El Mariano dialogante del pasado
miércoles, se transformó en el Rajoy prepotente y autoritario de
siempre. En su discurso no solo no se molestó en agradecer su abstención
a los socialistas, sino que se limitó a decir que era consciente del
significado de la votación del pasado jueves, "así como la que otros han
anunciado para el día de hoy". “Otros”, un término que recuerda mucho
al “señor del que usted me habla”; toda una declaración de humildad y
cariño.
Pero más allá de la
terminología empleada, el presidente del Gobierno subió a la tribuna tan
consciente de que tiene la sartén por el mango que se dedicó,
exclusivamente, a marcar líneas rojas. "España necesita un Gobierno que
esté en condiciones de gobernar. No de ser gobernado, sino de gobernar".

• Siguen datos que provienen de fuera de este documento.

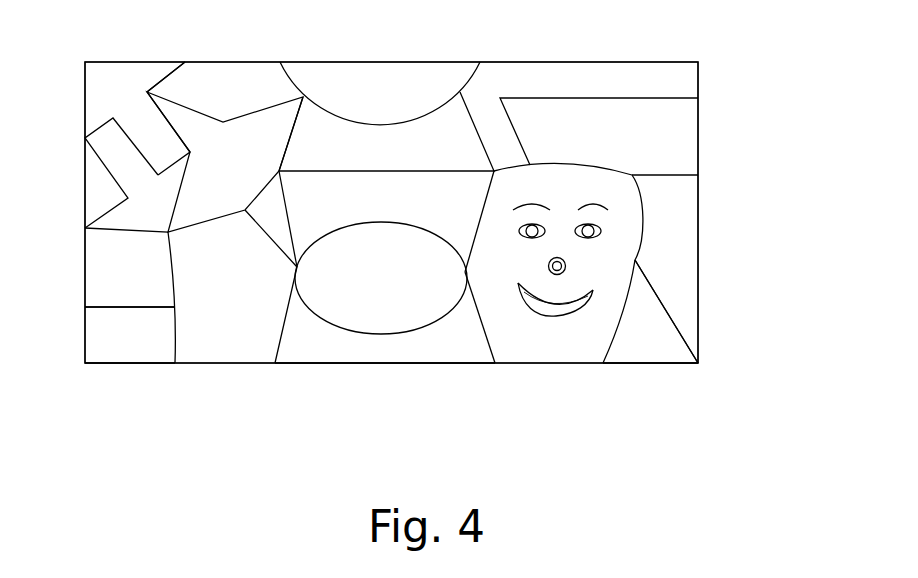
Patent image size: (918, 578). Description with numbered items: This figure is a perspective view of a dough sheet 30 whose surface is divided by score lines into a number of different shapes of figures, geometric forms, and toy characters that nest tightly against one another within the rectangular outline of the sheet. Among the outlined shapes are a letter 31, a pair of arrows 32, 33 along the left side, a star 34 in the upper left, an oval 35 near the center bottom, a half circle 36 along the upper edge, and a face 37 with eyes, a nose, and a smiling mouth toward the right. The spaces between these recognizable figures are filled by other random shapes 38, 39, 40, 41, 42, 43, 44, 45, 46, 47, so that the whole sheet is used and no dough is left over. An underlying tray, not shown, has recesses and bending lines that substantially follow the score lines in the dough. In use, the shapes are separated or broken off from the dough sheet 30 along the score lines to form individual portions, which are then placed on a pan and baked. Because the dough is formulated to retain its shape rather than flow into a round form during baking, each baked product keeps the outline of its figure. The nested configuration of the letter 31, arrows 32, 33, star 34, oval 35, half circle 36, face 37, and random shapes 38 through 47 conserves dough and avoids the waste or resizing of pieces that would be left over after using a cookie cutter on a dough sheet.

Una sarta de mensajes claros para ese nuevo PSOE cuyos portavoces
afirman que van a "crujir a Rajoy" desde la oposición: "No estoy
dispuesto a derribar lo construido… no puedo aceptar su demolición… No
se puede pretender que gobierne yo y traicione mi propio proyecto
político que además fue el más apoyado por los españoles. No me pidan ni
pretendan imponerme lo que yo no puedo aceptar".

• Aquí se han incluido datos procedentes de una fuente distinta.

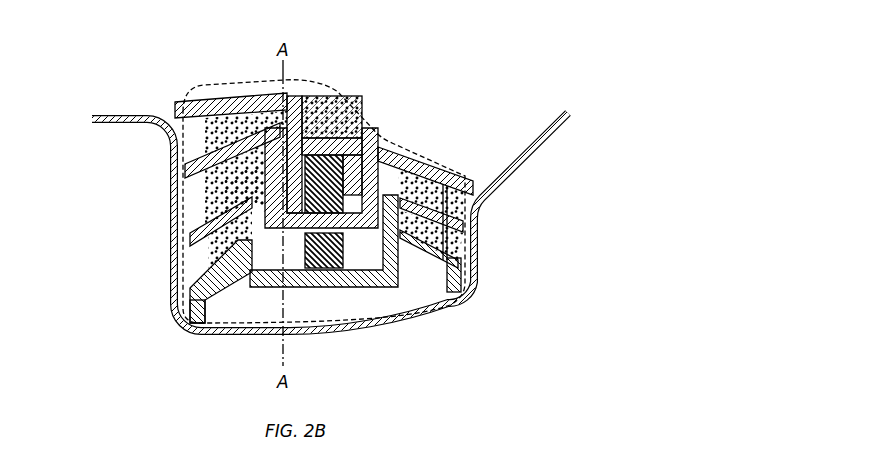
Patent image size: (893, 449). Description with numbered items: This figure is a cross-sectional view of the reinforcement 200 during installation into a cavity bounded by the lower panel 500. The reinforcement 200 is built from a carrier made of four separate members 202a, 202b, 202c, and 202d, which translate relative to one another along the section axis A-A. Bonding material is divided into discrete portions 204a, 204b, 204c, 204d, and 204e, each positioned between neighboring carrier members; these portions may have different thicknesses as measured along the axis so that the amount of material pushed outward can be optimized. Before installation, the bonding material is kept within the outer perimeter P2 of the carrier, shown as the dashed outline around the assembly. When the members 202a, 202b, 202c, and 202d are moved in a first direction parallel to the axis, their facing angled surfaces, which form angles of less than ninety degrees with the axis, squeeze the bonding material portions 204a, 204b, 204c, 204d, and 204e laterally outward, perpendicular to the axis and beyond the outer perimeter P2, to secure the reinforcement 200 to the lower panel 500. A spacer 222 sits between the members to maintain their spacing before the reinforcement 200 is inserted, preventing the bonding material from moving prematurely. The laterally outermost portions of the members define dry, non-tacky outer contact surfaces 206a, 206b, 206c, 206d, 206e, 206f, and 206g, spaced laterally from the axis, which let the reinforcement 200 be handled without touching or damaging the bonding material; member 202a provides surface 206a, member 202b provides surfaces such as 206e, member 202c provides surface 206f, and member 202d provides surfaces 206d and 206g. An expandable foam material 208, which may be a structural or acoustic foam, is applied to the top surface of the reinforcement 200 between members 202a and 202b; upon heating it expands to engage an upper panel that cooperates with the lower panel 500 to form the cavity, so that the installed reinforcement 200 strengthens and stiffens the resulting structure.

The reinforcement 200 is at (222, 52).
The carrier member 202a is at (197, 108).
The carrier member 202b is at (195, 168).
The carrier member 202c is at (195, 240).
The carrier member 202d is at (185, 334).
The discrete portion of bonding material 204a is at (212, 130).
The discrete portion of bonding material 204b is at (230, 212).
The discrete portion of bonding material 204c is at (192, 292).
The discrete portion of bonding material 204d is at (437, 197).
The discrete portion of bonding material 204e is at (428, 257).
The outer contact surface 206a is at (170, 104).
The second rigid section 206b is at (218, 192).
The outer contact surface 206c is at (215, 250).
The outer contact surface 206d is at (187, 302).
The outer contact surface 206e is at (472, 205).
The outer contact surface 206f is at (462, 225).
The outer contact surface 206g is at (470, 282).
The expandable foam material 208 is at (325, 108).
The spacer 222 is at (323, 273).
The lower panel 500 is at (548, 127).
The outer perimeter P2 is at (403, 143).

Ni un solo diputado socialista, de los que pensaban abstenerse a
conciencia, se removió en su asiento mientras el candidato, su
candidato, les leía la cartilla. Ninguno se replanteó su voto cómplice
ante la reaparición del Rajoy en estado puro. Ni siquiera su portavoz
quiso replicarle en su intervención. Antonio Hernando subió a la tribuna
con el discurso escrito, sin afear al líder popular el tono empleado y
con visibles ganas de dar por terminado cuanto antes el papelón que, por
deseo propio, le tocaba jugar.
Otros portavoces del nuevo PSOE salían de la sesión diciendo que el
lunes comienza una nueva etapa y que lo peor para el partido ya ha
pasado. Se equivocan; lo peor para los socialistas empieza, justamente, a
partir de ahora. Quienes conocen la dinámica parlamentaria saben que no
se gobierna, por mucho que se diga, desde el Congreso.
El Gobierno
tendrá capacidad de veto para parar cualquier iniciativa parlamentaria
que afecte al equilibrio presupuestario; lo que es tanto como decir que
Rajoy tiene un cheque en blanco para seguir con sus recortes y con las
políticas económicas que han disparado la desigualdad.
El resto de
iniciativas ya sabemos cómo acabarán porque esta película ya la hemos
visto durante el último año: las resoluciones parlamentarias que
incomoden al Ejecutivo serán incumplidas sin más, generando un conflicto
de competencias que resolverá el Tribunal Constitucional dentro de 6 o 7
años; la eficacia de algo tan serio como reprobar a un ministro, ya la
hemos visto en el caso de Jorge Fernández Díaz.
Todo esto ocurrirá y de
cada medida que tome el Gobierno de Rajoy será corresponsable el Partido
Socialista; de cada nuevo caso de corrupción que salpique el PP será
cómplice pasivo el Partido Socialista.
Salvo el improbable caso de que el PP consiga el apoyo de los
nacionalistas, el nuevo PSOE sabe que tendrá que tragarse también los
presupuestos que le mande Rajoy. La negociación para el presidente será
sencilla: o me apoyas o convoco elecciones.
Esa espada de Damocles ya
pende sobre el grupo socialista. Su capacidad de influir en el Gobierno
es más que escasa y ellos, digan lo que digan públicamente, lo saben
perfectamente.
El 29 de octubre de 2016 pasará a la
Historia como el día en que un nuevo PSOE traicionó a sus votantes y
renunció a ser oposición; se suicidó públicamente porque el único
objetivo de sus ideólogos era acabar como fuera con Pedro Sánchez.
Un
Pedro Sánchez que, pese a algunos indudables errores, junto a los
diputados socialistas que incumplieron la disciplina de voto, dio un
ejemplo de honradez y dignidad.
Su rebeldía, su fidelidad a la palabra
dada es el único pequeño rayo de luz al que sus militantes y
simpatizantes puedan agarrarse en las duras semanas que vienen por
delante. Lo peor para el PSOE está por llegar.